Ashwell Quarry Nature Reserve

The quarry in the 1930s, showing the grassland as it used to be.
Hippocrepis comosa: Horseshoe vetch
Primula veris: Cowslip
Polygala vulgaris: Milkwort
Anacamptis pyramidalis: Pyramidal orchid
Ashwell Quarry Nature Reserve

Dating possibly from Roman times, the quarry is an ancient hole in the ground. Some of the better Totternhoe Stone (a hard layer in the chalk) was possibly used for building St Mary’s church.  In the 1840s it was known as ‘the clunch pit’ – clunch being a chalky material mixed with straw, manure etc. and used to build walls of barns and older houses in the village.  It also had a lime kiln for burning lime to use on the fields as a soil improver.

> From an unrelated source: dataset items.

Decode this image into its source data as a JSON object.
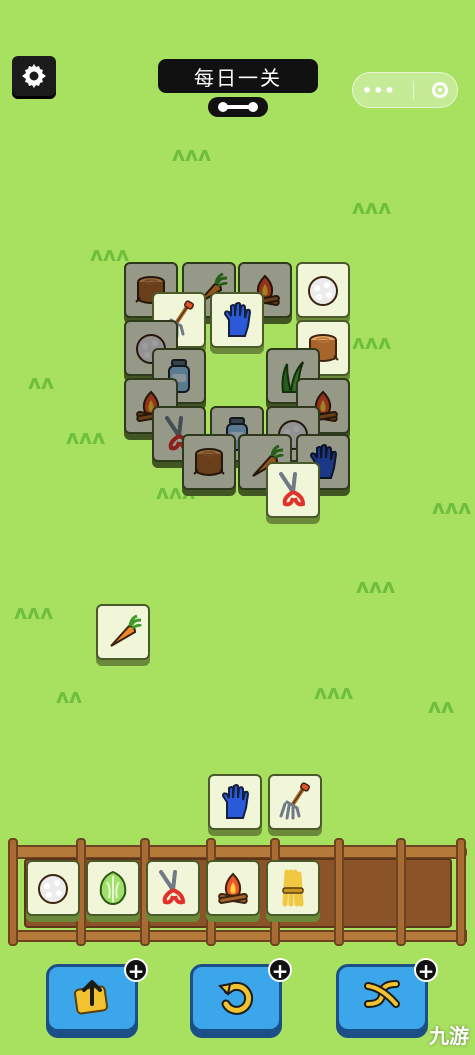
{
  "header": {
    "title": "每日一关"
  },
  "board": {
    "tiles": [
      {
        "id": "t1",
        "icon": "stump-icon",
        "covered": true
      },
      {
        "id": "t2",
        "icon": "carrot-icon",
        "covered": true
      },
      {
        "id": "t3",
        "icon": "campfire-icon",
        "covered": true
      },
      {
        "id": "t4",
        "icon": "rice-ball-icon",
        "covered": false
      },
      {
        "id": "t5",
        "icon": "pitchfork-icon",
        "covered": false
      },
      {
        "id": "t6",
        "icon": "glove-icon",
        "covered": false
      },
      {
        "id": "t7",
        "icon": "rice-ball-icon",
        "covered": true
      },
      {
        "id": "t8",
        "icon": "stump-icon",
        "covered": false
      },
      {
        "id": "t9",
        "icon": "jar-icon",
        "covered": true
      },
      {
        "id": "t10",
        "icon": "grass-icon",
        "covered": true
      },
      {
        "id": "t11",
        "icon": "campfire-icon",
        "covered": true
      },
      {
        "id": "t12",
        "icon": "campfire-icon",
        "covered": true
      },
      {
        "id": "t13",
        "icon": "shears-icon",
        "covered": true
      },
      {
        "id": "t14",
        "icon": "jar-icon",
        "covered": true
      },
      {
        "id": "t15",
        "icon": "rice-ball-icon",
        "covered": true
      },
      {
        "id": "t16",
        "icon": "stump-icon",
        "covered": true
      },
      {
        "id": "t17",
        "icon": "carrot-icon",
        "covered": true
      },
      {
        "id": "t18",
        "icon": "glove-icon",
        "covered": true
      },
      {
        "id": "t19",
        "icon": "shears-icon",
        "covered": false
      }
    ],
    "loose": [
      {
        "id": "l1",
        "icon": "carrot-icon"
      },
      {
        "id": "l2",
        "icon": "glove-icon"
      },
      {
        "id": "l3",
        "icon": "pitchfork-icon"
      }
    ]
  },
  "tray": {
    "slots": [
      {
        "icon": "rice-ball-icon"
      },
      {
        "icon": "cabbage-icon"
      },
      {
        "icon": "shears-icon"
      },
      {
        "icon": "campfire-icon"
      },
      {
        "icon": "wheat-icon"
      }
    ],
    "capacity": 7
  },
  "buttons": [
    {
      "name": "move-out-button",
      "icon": "move-out-icon"
    },
    {
      "name": "undo-button",
      "icon": "undo-icon"
    },
    {
      "name": "shuffle-button",
      "icon": "shuffle-icon"
    }
  ],
  "watermark": "九游"
}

The quarry in the 1930s, showing the grassland as it used to be.

From at least the 1800s the pit was used as a sheepfold at night and it was the grazing by sheep which helped to create ideal conditions for wild flowers that thrive in dry, chalky soils. These plants have leaves which form rosettes, less likely to be eaten off, and flowers which mature quickly, to avoid being grazed before they have produced seed. Prolonged sheep grazing produces sward comprised mostly of flowering plants rather than grasses – a very special wildlife habitat, now rare in southern Britain.

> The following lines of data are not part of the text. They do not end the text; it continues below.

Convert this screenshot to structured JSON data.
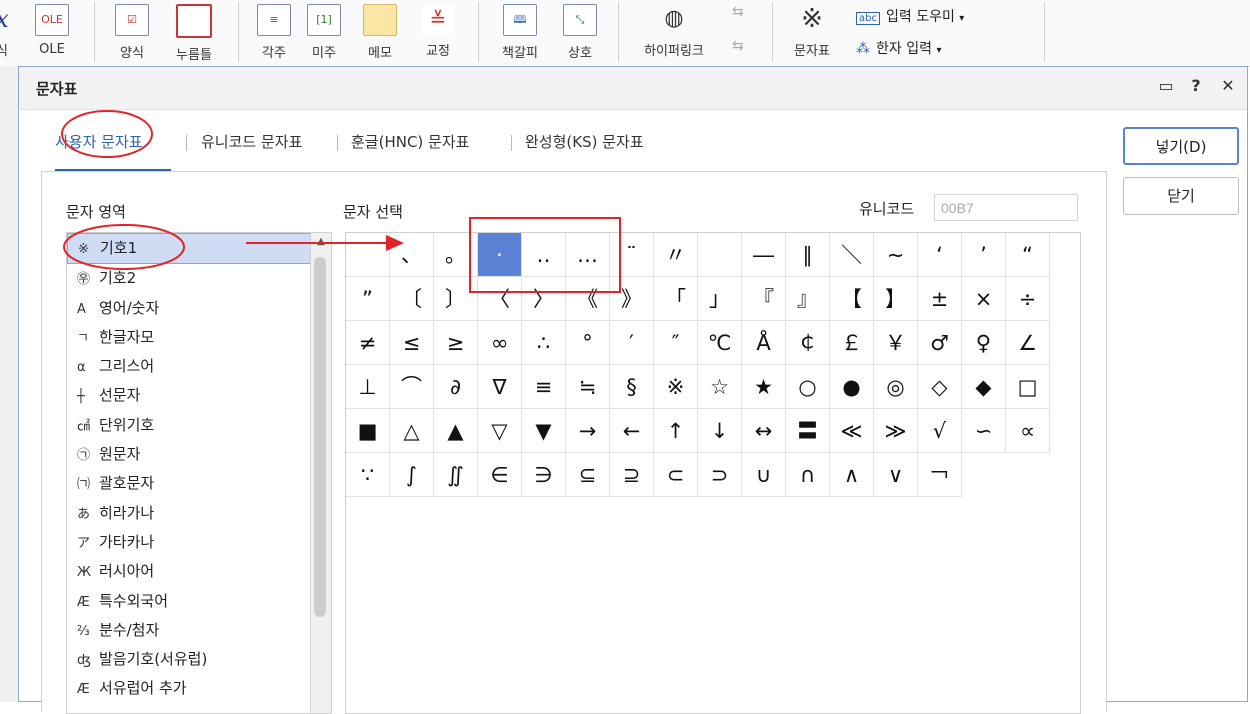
{
  "ribbon": {
    "items": [
      {
        "label": "식",
        "icon": "formula-icon"
      },
      {
        "label": "OLE",
        "icon": "ole-icon",
        "badge": "OLE"
      },
      {
        "label": "양식",
        "icon": "form-icon"
      },
      {
        "label": "누름틀",
        "icon": "field-icon"
      },
      {
        "label": "각주",
        "icon": "footnote-icon"
      },
      {
        "label": "미주",
        "icon": "endnote-icon",
        "badge": "[1]"
      },
      {
        "label": "메모",
        "icon": "memo-icon"
      },
      {
        "label": "교정",
        "icon": "proofread-icon"
      },
      {
        "label": "책갈피",
        "icon": "bookmark-icon"
      },
      {
        "label": "상호",
        "icon": "crossref-icon"
      },
      {
        "label": "하이퍼링크",
        "icon": "hyperlink-icon"
      },
      {
        "label": "문자표",
        "icon": "charmap-icon"
      }
    ],
    "input_helper": "입력 도우미",
    "hanja_input": "한자 입력",
    "input_helper_badge": "abc"
  },
  "dialog": {
    "title": "문자표",
    "tabs": [
      "사용자 문자표",
      "유니코드 문자표",
      "훈글(HNC) 문자표",
      "완성형(KS) 문자표"
    ],
    "active_tab": 0,
    "area_label": "문자 영역",
    "select_label": "문자 선택",
    "unicode_label": "유니코드",
    "unicode_value": "00B7",
    "insert_button": "넣기(D)",
    "close_button": "닫기",
    "categories": [
      {
        "icon": "※",
        "label": "기호1",
        "selected": true
      },
      {
        "icon": "㉾",
        "label": "기호2"
      },
      {
        "icon": "A",
        "label": "영어/숫자"
      },
      {
        "icon": "ㄱ",
        "label": "한글자모"
      },
      {
        "icon": "α",
        "label": "그리스어"
      },
      {
        "icon": "┼",
        "label": "선문자"
      },
      {
        "icon": "㎠",
        "label": "단위기호"
      },
      {
        "icon": "㉠",
        "label": "원문자"
      },
      {
        "icon": "㈀",
        "label": "괄호문자"
      },
      {
        "icon": "あ",
        "label": "히라가나"
      },
      {
        "icon": "ア",
        "label": "가타카나"
      },
      {
        "icon": "Ж",
        "label": "러시아어"
      },
      {
        "icon": "Æ",
        "label": "특수외국어"
      },
      {
        "icon": "⅔",
        "label": "분수/첨자"
      },
      {
        "icon": "ʤ",
        "label": "발음기호(서유럽)"
      },
      {
        "icon": "Æ",
        "label": "서유럽어 추가"
      }
    ],
    "chars": [
      [
        " ",
        "、",
        "。",
        "·",
        "‥",
        "…",
        "¨",
        "〃",
        "­",
        "―",
        "∥",
        "＼",
        "∼",
        "‘",
        "’",
        "“"
      ],
      [
        "”",
        "〔",
        "〕",
        "〈",
        "〉",
        "《",
        "》",
        "「",
        "」",
        "『",
        "』",
        "【",
        "】",
        "±",
        "×",
        "÷"
      ],
      [
        "≠",
        "≤",
        "≥",
        "∞",
        "∴",
        "°",
        "′",
        "″",
        "℃",
        "Å",
        "￠",
        "￡",
        "￥",
        "♂",
        "♀",
        "∠"
      ],
      [
        "⊥",
        "⌒",
        "∂",
        "∇",
        "≡",
        "≒",
        "§",
        "※",
        "☆",
        "★",
        "○",
        "●",
        "◎",
        "◇",
        "◆",
        "□"
      ],
      [
        "■",
        "△",
        "▲",
        "▽",
        "▼",
        "→",
        "←",
        "↑",
        "↓",
        "↔",
        "〓",
        "≪",
        "≫",
        "√",
        "∽",
        "∝"
      ],
      [
        "∵",
        "∫",
        "∬",
        "∈",
        "∋",
        "⊆",
        "⊇",
        "⊂",
        "⊃",
        "∪",
        "∩",
        "∧",
        "∨",
        "￢"
      ]
    ],
    "selected_char": [
      0,
      3
    ]
  }
}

Quarrying and sheep grazing ceased in the early 1900s.

A later occupant kept chickens in three huts and used the pit to graze horses and donkeys in the 1930s and 40s; but after this ceased thorn and elder bushes soon started to take over, along with nettles, thistles and bramble.  Much of the open, dry and sunny grassland was lost and so were the flowers and butterflies.

Local amateur botanists came to the rescue in the late 1960s and persuaded the landowner to allow the pit to become a nature reserve. This was in 1970 and, since then, volunteers have been working to restore the pit to some of its former glory.

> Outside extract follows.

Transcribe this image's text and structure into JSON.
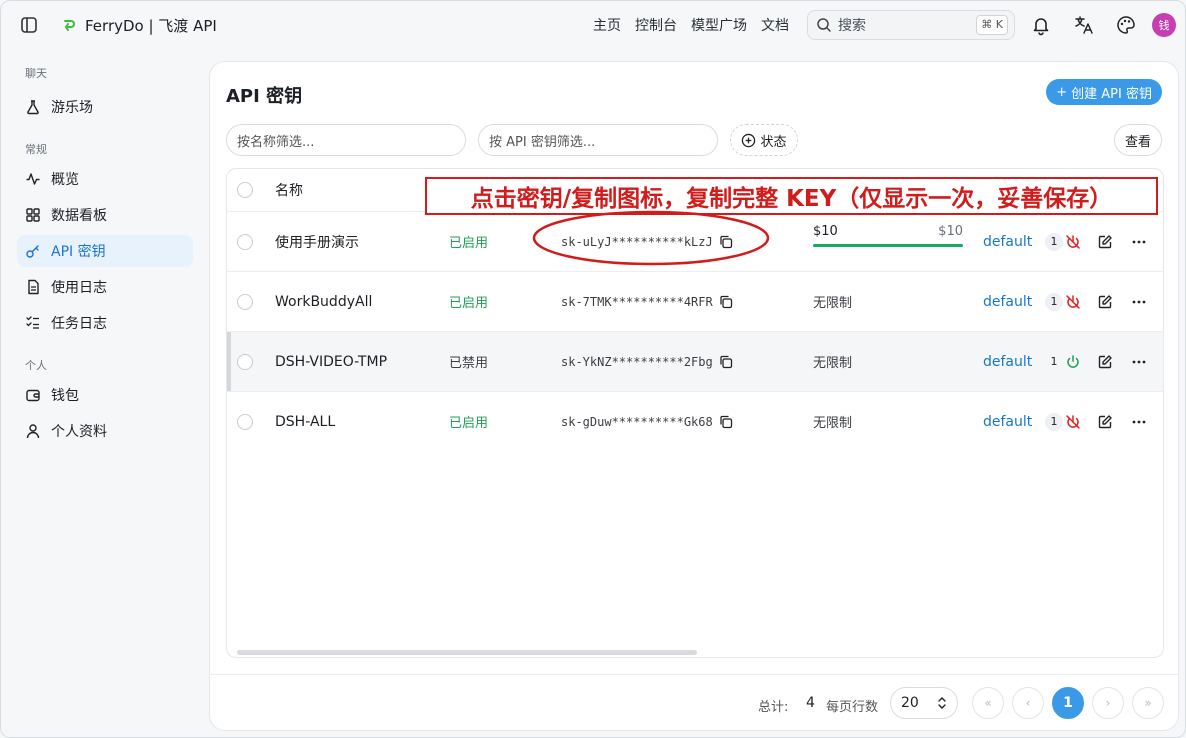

Ashwell Quarry is still owned by a local farmer and continues to be managed on behalf of the Herts. and Middlesex Wildlife Trust by local voluntary wardens – with help!

Over the road is Quarry Springs Nature Reserve.  This is a small corner of land owned by the County Council, where Quarry Hill Springs rise, which form a side stream of the River Rhee or Cam further north.  Like the more famous springs in Ashwell village, they have scarce flatworms and other wildlife that depend on clean, cool spring sources.